A Reuters story by Kenneth Li covers the privacy breach and AOL's apology:
NEW YORK (Reuters) - AOL on Monday apologized for releasing information on about 20 million keyword searches in a move that ignited a firestorm of criticism about privacy rights on the Internet.As with almost anything released on the Web, enough copies were made to other sites that AOL's removal of the file will not unspill the water.
AOL, the online unit of media conglomerate Time Warner Inc., said it launched an internal investigation into how a research division of the company mistakenly released the data on its Web site about 10 days ago.
AOL released search information on about 20 million searches done from its software by about 658,000 anonymous AOL users over a three-month period, representing about one-third-of-1-percent of searches conducted over that time.

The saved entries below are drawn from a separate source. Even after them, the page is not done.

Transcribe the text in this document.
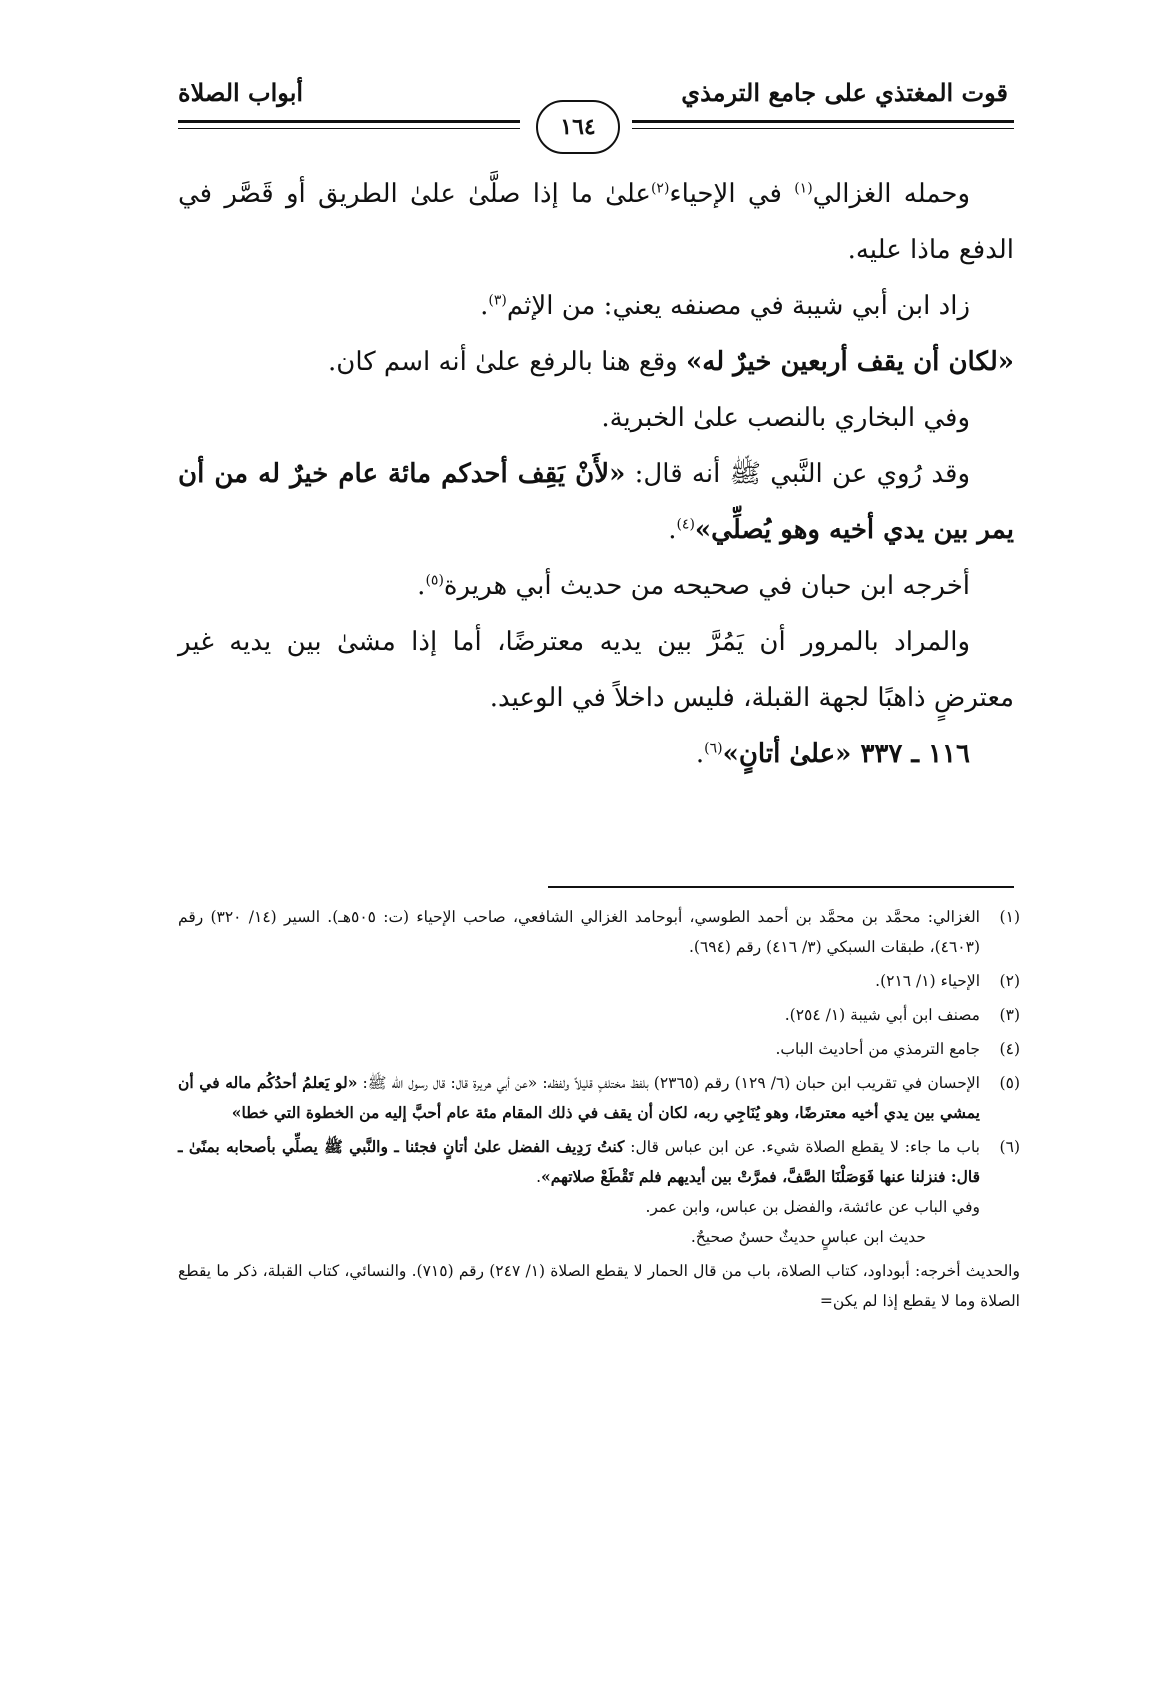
قوت المغتذي على جامع الترمذي
أبواب الصلاة
١٦٤

وحمله الغزالي$^{(١)}$ في الإحياء$^{(٢)}$علىٰ ما إذا صلَّىٰ علىٰ الطريق أو قَصَّر في الدفع ماذا عليه.

زاد ابن أبي شيبة في مصنفه يعني: من الإثم$^{(٣)}$.

«لكان أن يقف أربعين خيرٌ له» وقع هنا بالرفع علىٰ أنه اسم كان.

وفي البخاري بالنصب علىٰ الخبرية.

وقد رُوي عن النَّبي ﷺ أنه قال: «لأَنْ يَقِف أحدكم مائة عام خيرٌ له من أن يمر بين يدي أخيه وهو يُصلِّي»$^{(٤)}$.

أخرجه ابن حبان في صحيحه من حديث أبي هريرة$^{(٥)}$.

والمراد بالمرور أن يَمُرَّ بين يديه معترضًا، أما إذا مشىٰ بين يديه غير معترضٍ ذاهبًا لجهة القبلة، فليس داخلاً في الوعيد.

١١٦ ـ ٣٣٧ «علىٰ أتانٍ»$^{(٦)}$.

(١)
الغزالي: محمَّد بن محمَّد بن أحمد الطوسي، أبوحامد الغزالي الشافعي، صاحب الإحياء (ت: ٥٠٥هـ). السير (١٤/ ٣٢٠) رقم (٤٦٠٣)، طبقات السبكي (٣/ ٤١٦) رقم (٦٩٤).
(٢)
الإحياء (١/ ٢١٦).
(٣)
مصنف ابن أبي شيبة (١/ ٢٥٤).
(٤)
جامع الترمذي من أحاديث الباب.
(٥)
الإحسان في تقريب ابن حبان (٦/ ١٢٩) رقم (٢٣٦٥) بلفظ مختلفٍ قليلاً ولفظه: «عن أبي هريرة قال: قال رسول الله ﷺ: «لو يَعلمُ أحدُكُم ماله في أن يمشي بين يدي أخيه معترضًا، وهو يُنَاجِي ربه، لكان أن يقف في ذلك المقام مئة عام أحبَّ إليه من الخطوة التي خطا»
(٦)

باب ما جاء: لا يقطع الصلاة شيء. عن ابن عباس قال: كنتُ رَدِيف الفضل علىٰ أتانٍ فجئنا ـ والنَّبي ﷺ يصلِّي بأصحابه بمنًىٰ ـ قال: فنزلنا عنها فَوَصَلْنَا الصَّفَّ، فمرَّتْ بين أيديهم فلم تَقْطَعْ صلاتهم».

وفي الباب عن عائشة، والفضل بن عباس، وابن عمر.

حديث ابن عباسٍ حديثٌ حسنٌ صحيحٌ.

والحديث أخرجه: أبوداود، كتاب الصلاة، باب من قال الحمار لا يقطع الصلاة (١/ ٢٤٧) رقم (٧١٥). والنسائي، كتاب القبلة، ذكر ما يقطع الصلاة وما لا يقطع إذا لم يكن=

The disclosure, which AOL said was not cleared through official channels, came months after Google Inc. won kudos from privacy pundits for refusing to comply with U.S. government requests for search data on its users.
"This was a screw up, and we're angry and upset about it," said Andrew Weinstein, an AOL spokesman. "It was an innocent-enough attempt to reach out to the academic community with new research tools, but it was obviously not appropriately vetted, and if it had been, it would have been stopped in an instant."
Although user information was not disclosed, keyword searches have included users who search their own names...
"This is more of a business snafu than anything else," Jason Epstein, head of the business and technology group at law firm Baker, Donelson, Bearman, Caldwell & Berkowitz PC said.